Sin embargo, y sorprendiendo incluso a parlamentarios oficialistas, en su cuenta pública la jefa de Estado postergó el compromiso programático. Estableció que en 2018 en vez de al 70%, la gratuidad llegaría a los estudiantes que pertenecen al 60% más vulnerable. Y el 100%, o sea, la gratuidad universal, quedó sin fecha, pese a que en el programa se planteó un proceso de seis años, o sea, para 2020.

En este contexto, el diputado de Revolución Democrática, Giorgio Jackson, advirtió que “por cierto que las limitantes presupuestarias generan una restricción en cuanto a que la gradualidad de la gratuidad debiera ser más lenta, pero eso no debiera  poner en duda el objetivo final, que debe estar establecido en el proyecto de ley de la reforma a la educación superior en sus artículos permanentes, que es que debiese haber gratuidad universal”.

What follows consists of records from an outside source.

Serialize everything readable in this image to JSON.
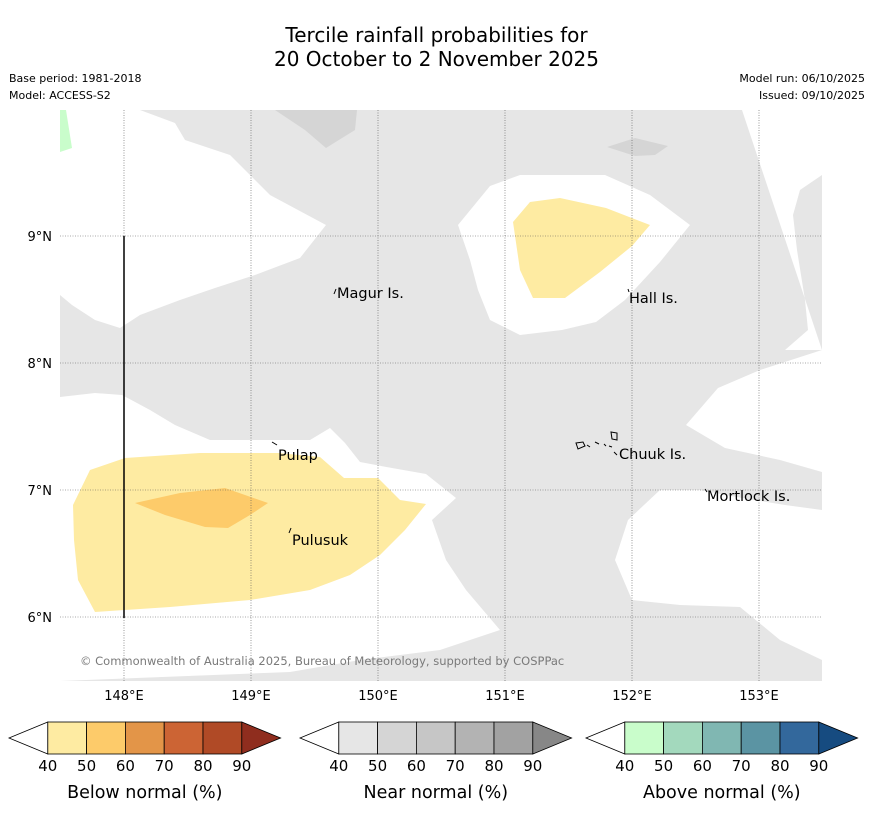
{
  "title": {
    "line1": "Tercile rainfall probabilities for",
    "line2": "20 October to 2 November 2025"
  },
  "meta": {
    "base_period": "Base period: 1981-2018",
    "model": "Model: ACCESS-S2",
    "model_run": "Model run: 06/10/2025",
    "issued": "Issued: 09/10/2025"
  },
  "map": {
    "lon_labels": [
      "148°E",
      "149°E",
      "150°E",
      "151°E",
      "152°E",
      "153°E"
    ],
    "lat_labels": [
      "9°N",
      "8°N",
      "7°N",
      "6°N"
    ],
    "places": [
      {
        "name": "Magur Is."
      },
      {
        "name": "Hall Is."
      },
      {
        "name": "Pulap"
      },
      {
        "name": "Chuuk Is."
      },
      {
        "name": "Mortlock Is."
      },
      {
        "name": "Pulusuk"
      }
    ],
    "copyright": "© Commonwealth of Australia 2025, Bureau of Meteorology, supported by COSPPac",
    "colors": {
      "near_40": "#e6e6e6",
      "near_50": "#d5d5d5",
      "below_40": "#feeba2",
      "below_50": "#fdcb6a",
      "above_40": "#c9fdcb"
    }
  },
  "legends": [
    {
      "label": "Below normal (%)",
      "ticks": [
        "40",
        "50",
        "60",
        "70",
        "80",
        "90"
      ],
      "colors": [
        "#feeba2",
        "#fdcb6a",
        "#e39548",
        "#cc6434",
        "#b04a26",
        "#8f2d1e"
      ]
    },
    {
      "label": "Near normal (%)",
      "ticks": [
        "40",
        "50",
        "60",
        "70",
        "80",
        "90"
      ],
      "colors": [
        "#e6e6e6",
        "#d5d5d5",
        "#c6c6c6",
        "#b3b3b3",
        "#a2a2a2",
        "#878787"
      ]
    },
    {
      "label": "Above normal (%)",
      "ticks": [
        "40",
        "50",
        "60",
        "70",
        "80",
        "90"
      ],
      "colors": [
        "#c9fdcb",
        "#a3d9bd",
        "#80b7b2",
        "#5b94a3",
        "#33689c",
        "#164b80"
      ]
    }
  ]
}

El parlamentario explicó a PULSO que “lo que se ha comprometido es que en el proyecto de ley de la reforma a la educación superior va a fijar con claridad que en los artículos permanentes, cuando se termine la transición, esto va a ser gratuidad universal”.

Por su parte, el diputado UDI integrante de la comisión de Educación de la Cámara, Jaime Bellolio, planteó que “el Gobierno sabe que no puede cumplir, y tampoco quiere hacerlo porque sería injusto y regresivo”. El parlamentario apuntó a que la medida se focalice en “los estudiantes más vulnerables” y no en “los más ricos”.

En tanto, Jorge Barrera, uno de los abogados que preparó el requerimiento ante el Tribunal Constitucional en contra de los requisitos de la glosa de la gratuidad 2016, sostuvo que “la gratuidad universal no es posible sin discriminar arbitrariamente a los estudiantes”, ya que tendrían que incorporar a instituciones estatales con menores años de acreditación que otras privadas, como las nuevas Universidad estatales de Aysén y O’Higgins, más los nuevos centros de formación técnica estatales.

El senador RN, Andrés Allamand, acusó el compromiso programático postergado y aseguró que “no se va a superar el 15% o el 20% (de cobertura), porque el Gobierno va intentar que se cumpla ese 70% en las universidades del Consejo de Rectores de las Universidades Chilenas (Cruch), pero no en el total de las instituciones”.

En tanto, la presidenta de la FECh y vocera Confech, Camila Rojas, afirmó que “el compromiso de la gratuidad universal debería ser efectivo” y frente al suspenso de sus plazos por la desaceleración económica, planteó que “es importante redestinar recursos que están yendo al mercado, hacia la educación pública y la gratuidad”.

En este contexto y en la antesala del envío de la reforma a la educación superior al Congreso, la Confech se reunió ayer y el jueves se reunirá el Cruch. Los universitarios decidieron adherir a la marcha de los estudiantes secundarios del próximo jueves 26 y fijaron un Confech extraordinario para el próximo fin de semana.